Pour comprendre sereinement ce monde, il lui faut d’abord être confirmé dans le sien. Pour ce faire, le nouveau-né a besoin, les premiers mois, d’une relation proche de celle qu’il vivait dans le ventre de sa mère. Il a besoin d’un corps à corps et d’un accueil équivalent enrichis, après sa naissance, de l’espace de découverte qu’offre naturellement la présence et la conscience de sa mère. Son besoin d’une intégration en douceur nécessite que le parent soit conscient du décalage existant entre son vécu présent, son développement et le mode de vie auquel il participera une fois jeune adulte. Le nourrisson a d’abord besoin de se sentir confirmé en tant qu’être humain pour ensuite comprendre un mode de vie transformé par des siècles d’adaptations et d’innovations. Les obligations qui lui sont imposées, entre autres de dormir seul, d’ingérer des aliments dépourvus de l’essentiel, de contrôler ses fonctions naturelles ou d’être confié à des étrangers, sont pour lui des non-sens. Ces obligations déconfirment et déstabilisent. Elles traumatisent et sont mémorisées comme telles. Pour toutes sortes de raisons, elles occupent l’esprit des parents qui, dès lors, ne sont plus présents aux rythmes ni à l’évolution des différents rythmes du développement de leur enfant. Elles sont les premières perturbations de son rapport à lui-même.

L’enfant, son senti et sa nature réflexive confirmés, participera au mode de vie de ses contemporains en conscience. Il sera capable de discerner ce qui est conséquent de ce qui est juste, et donc capable d’accompagner ses contemporains dans des prises de conscience salvatrices.


Le senti et l’empreinte traumatique

Tout ce qui dissone est mémorisé. En musique, une dissonance désigne la discordance d’un ensemble de sons produisant une impression d’instabilité, de contrariété entre les notes et de tension nécessitant une résolution. Les impressions conséquentes d’une discordance dans le domaine de la musique sont reconnues comme provoquant une souffrance, mais pas les dissonances dans le relationnel. Pourtant les premières nous ramènent aux secondes. Elles nous parlent de la sensibilité humaine pour laquelle toute dissonance est mémorisée comme pointant une discordance dans l’ensemble relationnel, provoquant ainsi une sensation d’instabilité, de contrariété et de tension, nécessitant une résolution. Ce que nous exigeons dans un domaine, nous empêche d’en réaliser la signification.

Un nourrisson est traumatisé par des violences faites à son encontre ou par celles dont il serait le témoin. Mais, il l’est aussi par de « simples » dissonances. Il est un être doté d’une sensibilité et d’une réflexivité qui font de lui un être conscient en voie de réalisation. Au niveau des dissonances, il développe également une mémoire spécifique.

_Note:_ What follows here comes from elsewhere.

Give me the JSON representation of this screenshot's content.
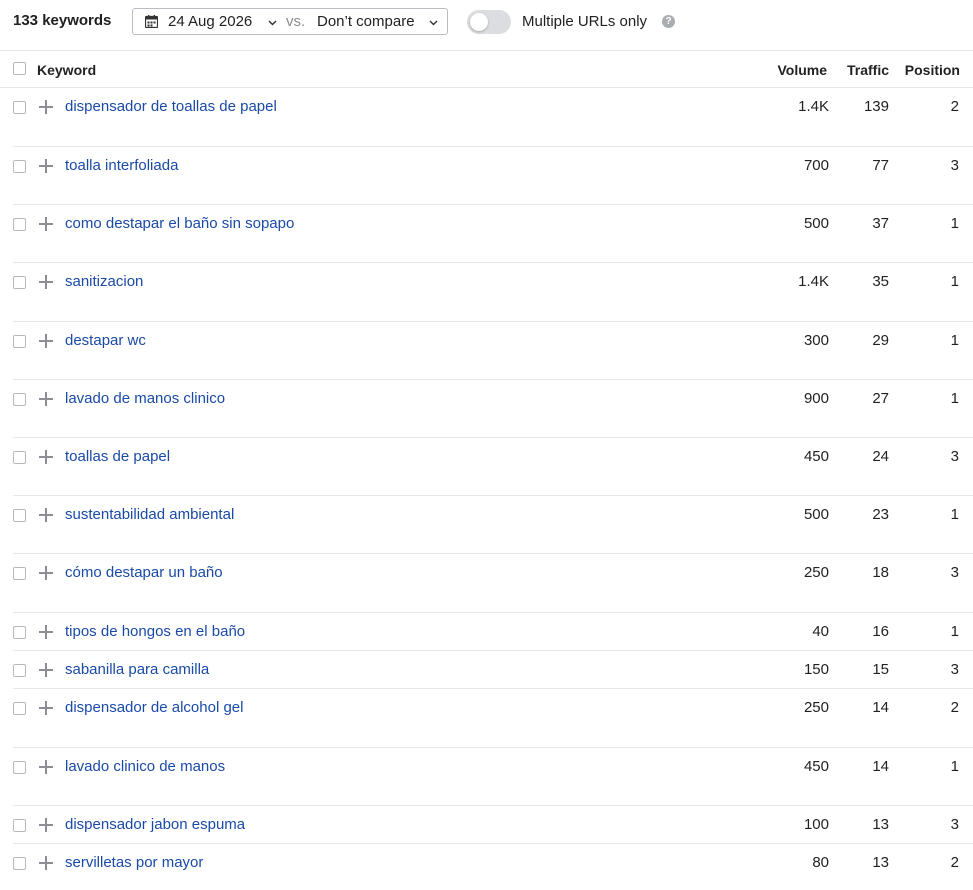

Petit rappel : cette mémoire active cherche la résolution de son activité dans la prise de conscience. La prise de conscience se fait lorsqu’il y a une reconnexion entre l’émotion provoquée par une situation dissonante et la situation elle-même. L’être humain est occupé par un besoin impératif de se positionner par rapport à ce qu’il a subi pour retrouver son intégrité et sa justesse. Toute dissonance déconfirme, toute reconnexion auto-confirme. Cependant, un cerveau en plein développement ne peut pas opérer ce niveau de prise de conscience parce que la charge émotionnelle des traumatismes subis qu’elle réactiverait, risquerait encore de l’endommager. Adolescent, il aura peur de cette sensation d’anéantissement et déjouera la prise de conscience. Ceci explique ses prises de risque ; elles lui permettent de se « familiariser » avec cette réminiscence effrayante afin qu’un jour, il puisse enfin s’autoriser à la reconnexion et donc à la résolution de son activité. La capacité retrouvée du parent à faire les liens entre les dissonances, les traumatismes et leurs manifestations participe à apaiser l’enfant et à lui permettre d’assimiler progressivement la charge émotionnelle sans qu’il se sente immédiatement effrayé. Cet effroi, réitéré à chaque refus ou impossibilité du parent de comprendre ce qui se passe, renforce chez l’enfant une structure d’adaptation qui finalement justifiera ses passages à l’acte puisque ces derniers seront porteurs de la forme d’impossibilité ou d’interdit parental de prendre conscience de leurs causes.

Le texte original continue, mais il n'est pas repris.